Accountability is not a reactive issue. It is a proactive issue. The accountability was initially lost years ago when the leaders did not keep their own commitments to the athletes–specifically the commitments to tell the truth and to provide a safe space for the athletes. The USAG’s Mission, Purpose, and Code of Ethics specifically forbids “knowingly subject(ing) a participant to unreasonable physical or emotional risk.” Leaders failed to live up to that standard.
Since leadership failed, it is up to leadership to restore accountability by getting to the bottom of what happened and making a public accounting of who knew what, when.
Here is the crux of the problem. This was not a safe space, and leaders knew it was not a safe space. They failed in their commitment to keep the athletes safe, and that means that there was no true leadership relationship between the leaders of USA Gymnastics and the athletes that they claimed to represent. There was an accountability gap–a big one.
Someone knew that that gap existed while this predator was assaulting athletes. Biles’s questions are who knew, and how does USAG make absolutely sure this never happens again moving forward? These questions must be answered. Period.
In trying to “turn the page,” in trying to continue to cover up their own failure with a legal settlement that provides zero answers to the most important questions, leadership at USAG and USOPC are ensuring that there remains a total lack of safe space right now. That is unacceptable.

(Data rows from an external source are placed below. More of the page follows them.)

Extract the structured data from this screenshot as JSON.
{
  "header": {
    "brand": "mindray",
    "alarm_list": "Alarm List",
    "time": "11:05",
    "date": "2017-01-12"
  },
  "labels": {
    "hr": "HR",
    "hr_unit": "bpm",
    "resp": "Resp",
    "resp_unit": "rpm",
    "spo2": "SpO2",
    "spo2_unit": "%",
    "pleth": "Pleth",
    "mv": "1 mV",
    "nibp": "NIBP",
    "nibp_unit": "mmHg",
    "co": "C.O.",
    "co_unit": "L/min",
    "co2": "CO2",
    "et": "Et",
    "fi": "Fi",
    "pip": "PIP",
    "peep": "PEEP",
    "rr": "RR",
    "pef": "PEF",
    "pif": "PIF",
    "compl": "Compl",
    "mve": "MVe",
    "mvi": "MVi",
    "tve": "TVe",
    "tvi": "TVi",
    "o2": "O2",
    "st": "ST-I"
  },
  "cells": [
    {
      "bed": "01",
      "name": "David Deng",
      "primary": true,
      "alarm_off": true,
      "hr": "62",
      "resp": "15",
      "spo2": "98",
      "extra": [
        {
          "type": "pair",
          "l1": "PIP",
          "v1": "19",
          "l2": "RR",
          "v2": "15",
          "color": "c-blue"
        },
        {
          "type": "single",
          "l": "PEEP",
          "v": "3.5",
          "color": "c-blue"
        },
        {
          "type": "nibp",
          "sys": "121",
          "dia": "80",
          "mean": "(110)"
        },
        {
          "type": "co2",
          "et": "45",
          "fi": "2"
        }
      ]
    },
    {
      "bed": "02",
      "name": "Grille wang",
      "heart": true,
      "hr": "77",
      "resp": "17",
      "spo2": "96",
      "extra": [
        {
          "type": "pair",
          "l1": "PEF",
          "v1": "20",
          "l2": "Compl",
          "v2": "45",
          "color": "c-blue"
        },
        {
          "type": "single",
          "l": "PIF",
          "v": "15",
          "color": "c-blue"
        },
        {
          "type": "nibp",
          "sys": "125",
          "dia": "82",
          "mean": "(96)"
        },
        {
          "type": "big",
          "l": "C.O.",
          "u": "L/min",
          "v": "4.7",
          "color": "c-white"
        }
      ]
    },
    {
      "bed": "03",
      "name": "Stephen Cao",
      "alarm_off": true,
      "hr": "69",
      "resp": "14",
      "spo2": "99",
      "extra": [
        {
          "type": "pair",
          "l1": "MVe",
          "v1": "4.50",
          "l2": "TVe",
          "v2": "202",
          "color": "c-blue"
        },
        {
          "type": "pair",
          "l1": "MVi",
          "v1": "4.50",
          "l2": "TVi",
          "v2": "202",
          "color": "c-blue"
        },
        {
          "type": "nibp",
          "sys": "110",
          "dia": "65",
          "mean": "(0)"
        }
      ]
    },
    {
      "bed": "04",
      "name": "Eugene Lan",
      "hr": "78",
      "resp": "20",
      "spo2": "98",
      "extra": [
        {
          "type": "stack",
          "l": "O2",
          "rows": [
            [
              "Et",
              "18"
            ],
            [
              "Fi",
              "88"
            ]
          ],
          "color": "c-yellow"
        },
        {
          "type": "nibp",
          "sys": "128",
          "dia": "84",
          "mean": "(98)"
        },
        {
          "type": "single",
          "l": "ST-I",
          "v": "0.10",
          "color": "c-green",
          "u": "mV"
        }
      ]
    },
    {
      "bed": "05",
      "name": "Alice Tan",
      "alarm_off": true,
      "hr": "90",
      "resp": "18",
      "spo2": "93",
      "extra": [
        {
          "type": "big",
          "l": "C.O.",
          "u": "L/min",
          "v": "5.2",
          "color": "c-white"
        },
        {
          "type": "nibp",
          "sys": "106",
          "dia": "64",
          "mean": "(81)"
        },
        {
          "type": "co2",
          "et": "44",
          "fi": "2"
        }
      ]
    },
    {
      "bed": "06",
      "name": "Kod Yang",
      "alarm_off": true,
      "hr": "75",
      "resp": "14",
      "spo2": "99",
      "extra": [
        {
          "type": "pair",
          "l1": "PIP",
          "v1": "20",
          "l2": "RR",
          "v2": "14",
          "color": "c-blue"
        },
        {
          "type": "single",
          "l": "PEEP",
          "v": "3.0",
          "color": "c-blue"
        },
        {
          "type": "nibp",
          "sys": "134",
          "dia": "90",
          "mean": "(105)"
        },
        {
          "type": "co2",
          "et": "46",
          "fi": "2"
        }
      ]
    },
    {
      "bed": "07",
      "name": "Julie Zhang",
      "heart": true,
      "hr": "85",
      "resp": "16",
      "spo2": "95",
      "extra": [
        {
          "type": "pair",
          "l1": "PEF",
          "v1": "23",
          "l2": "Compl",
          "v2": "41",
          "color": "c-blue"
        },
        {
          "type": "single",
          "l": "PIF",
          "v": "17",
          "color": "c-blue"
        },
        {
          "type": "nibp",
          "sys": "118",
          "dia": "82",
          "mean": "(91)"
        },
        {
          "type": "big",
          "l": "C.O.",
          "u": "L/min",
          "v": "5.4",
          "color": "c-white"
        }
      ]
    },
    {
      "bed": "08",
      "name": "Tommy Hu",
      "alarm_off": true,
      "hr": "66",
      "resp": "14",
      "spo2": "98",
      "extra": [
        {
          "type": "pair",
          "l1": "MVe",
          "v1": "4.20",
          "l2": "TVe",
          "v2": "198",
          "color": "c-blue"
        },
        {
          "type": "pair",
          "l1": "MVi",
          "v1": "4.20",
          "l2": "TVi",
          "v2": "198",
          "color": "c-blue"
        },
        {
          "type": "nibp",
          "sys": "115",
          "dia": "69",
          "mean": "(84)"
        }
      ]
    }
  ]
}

Transparency is a key element of accountable leadership. Accountability and deception cannot coexist. Leadership at these organizations must now find a way to create a safe space, just as it must create a relationship based on the values of trust and transparency. If that means people need to move out of the organizations they have claimed to lead and find something else to do, so be it. Leadership has to acknowledge that it is time to determine exactly where the mistakes were made, who made them, and what the appropriate response is to those mistakes. This is what accountability is all about.
So: What choices enabled this catastrophe, who made them, and what action needs to be taken now? Credible answers must be offered, publicly and quickly. Then all the appropriate steps need to be taken that restore a commitment to a safe space and a commitment to the truth.
Until such time as those steps are taken, athletes will not be in a safe space, there will not be accountable leadership, and USAG and USOPC will not be accountable organizations.
Let’s be frank. Leaders at these organizations were more worried about public perception and short-term financial results than they were about the safety of the athletes. That is shameful. If it were their daughters, would this be how they would be handling the settlement?
This story is far more serious than the other sports scandals to which it is being compared. This is a systemic coverup of a criminal human rights abuse on a massive scale. The only ones who are showing accountability in this situation are the gymnasts themselves. Theirs are the only voices saying, “We have to fix this, not just for us but for future generations of gymnasts, and by extension for athletes in all sports.”
Those are the voices we need to listen to now. Not the voices telling us to turn the page. Sometimes, turning the page is a failure of accountability–and a moral failure.